Tom suddenly found his shoes particularly interesting. “The CDC is a political agency. It is more concerned with a politically acceptable solution.”
“In other words,” Daniel said, “you’ve been shut out. That’s really why you’re here, isn’t it? The CDC isn’t talking to you. Which senator on the CDC funding committee did you piss off?”
“I really can’t answer that, sir.”
“Then you should take your secrets elsewhere,” Daniel said.
Sam saw the conversation was about to crash and burn. That wouldn’t help any kids or her dogs. “What about the Bullet, Dad?” She looked into her father’s face for any hint of a reaction. She’d forgotten what it was like to be on the other end of those probing eyes. Sam instantly felt as if she were back in his office that day she had graduated from vet school.
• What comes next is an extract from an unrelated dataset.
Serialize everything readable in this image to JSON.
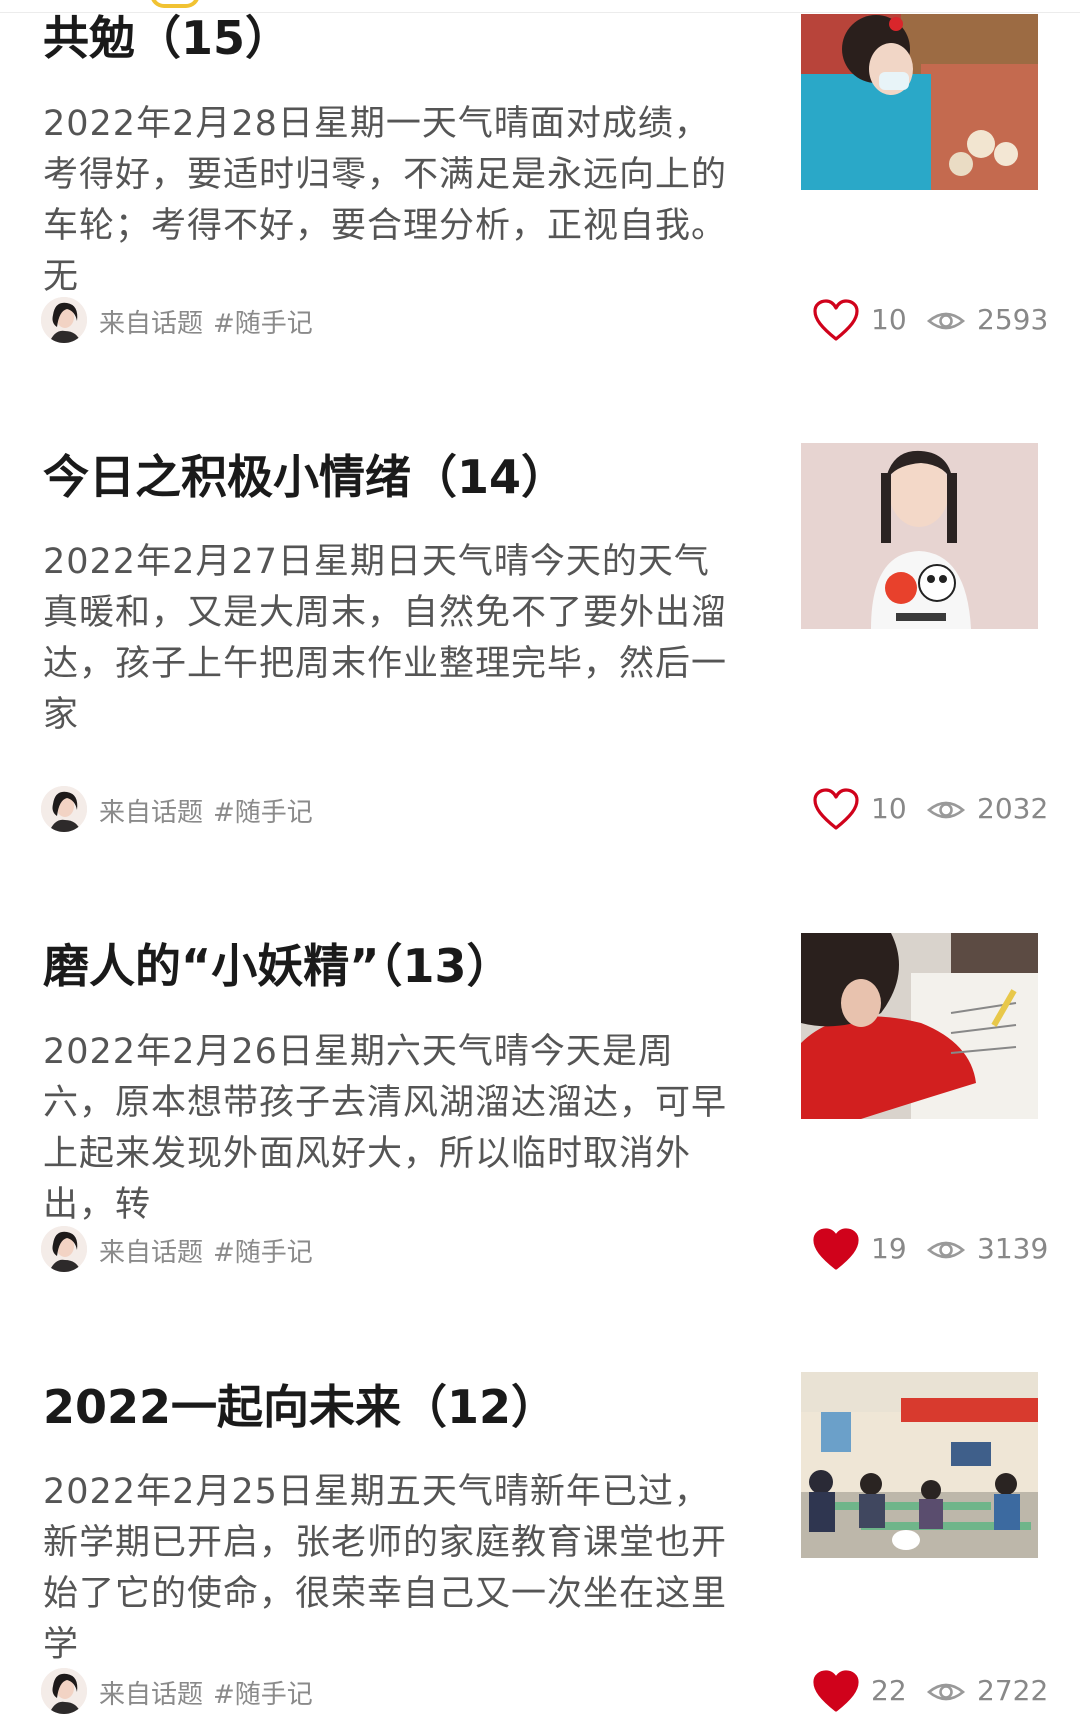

No, she told herself. They are just eyes; they can’t hurt me anymore. Besides, the giant countdown clock in the sky demanded more hours. “I mean, if some good can come of all that history, now would be the time,” she said.
“I had assumed you knew,” Daniel answered.
Sam shook her head.
“I did complete the Bullet research.”
“And?” Sam probed.
“I made a remarkable discovery. Unfortunately it was the wrong one. The deeper I got, the more I found that the similarities between humans and the rest of the animal kingdom dwarf the dissimilarities. Genetically we are too close to birds, pigs, rats, and chimps to be able to manufacture a genetic transmission barrier. Given time, the virus always finds a way to cross. Always.”
“Cross-species transference?” Sam offered. “You were never able to solve for it?”
Her father nodded. “We are not different enough to matter.”
Tom jumped in. “Can someone please tell me what the hell you’re talking about and whether it can help us stop a zoonotic virus?”
“You are asking the wrong question, Mr. Walden,” Daniel responded. “What I discovered is that there really are no zoonotic viruses; there are only viruses. At the genetic level of a virus, when you look into the electron microscope, we are all one species. The virus knows what we refuse to acknowledge—we are all the same in the most material ways; we are all just life. And humans are not even that special—an asymmetrical off-the-rack mammal from the same mud pit as all other forms of life.”
Sam leaned back in her seat. “So that’s why you quit,” she concluded.
“Not exactly,” Daniel said. “First I tried to warn them about what was coming. I spoke to the National Academy, the Conference of Virologists, and a dozen other groups. I explained that we can no longer pretend that the divide between us and them is so huge or even relevant and we are running out of time.”
“Time for what?” Tom asked.
“We’ve already dodged so many bullets. These so-called animal viruses are mutating and jumping over to humans at an alarming rate. Some threshold has been broken. The swine flu that recently hit us? The vaccine was bullshit—every competent immunologist knows that. The only reason it didn’t kill a hundred thousand in this country is because for some reason the virus mutated left instead of right. Stupid luck. Remember the outbreak of SARS in Asia? If that had crossed to the US, who knows how many hundreds of thousands would have died before it mutated into something benign? And then there’s H5N1. Avian. Bird flu. Deadly. We have H7N9 coming over from the poultry markets in China—uniquely adapted to kill humans. And now, of course, Ebola that started in bats in a single cave in Africa. So many near misses. But I promise you, those are all the common cold compared to the big one that’s coming.”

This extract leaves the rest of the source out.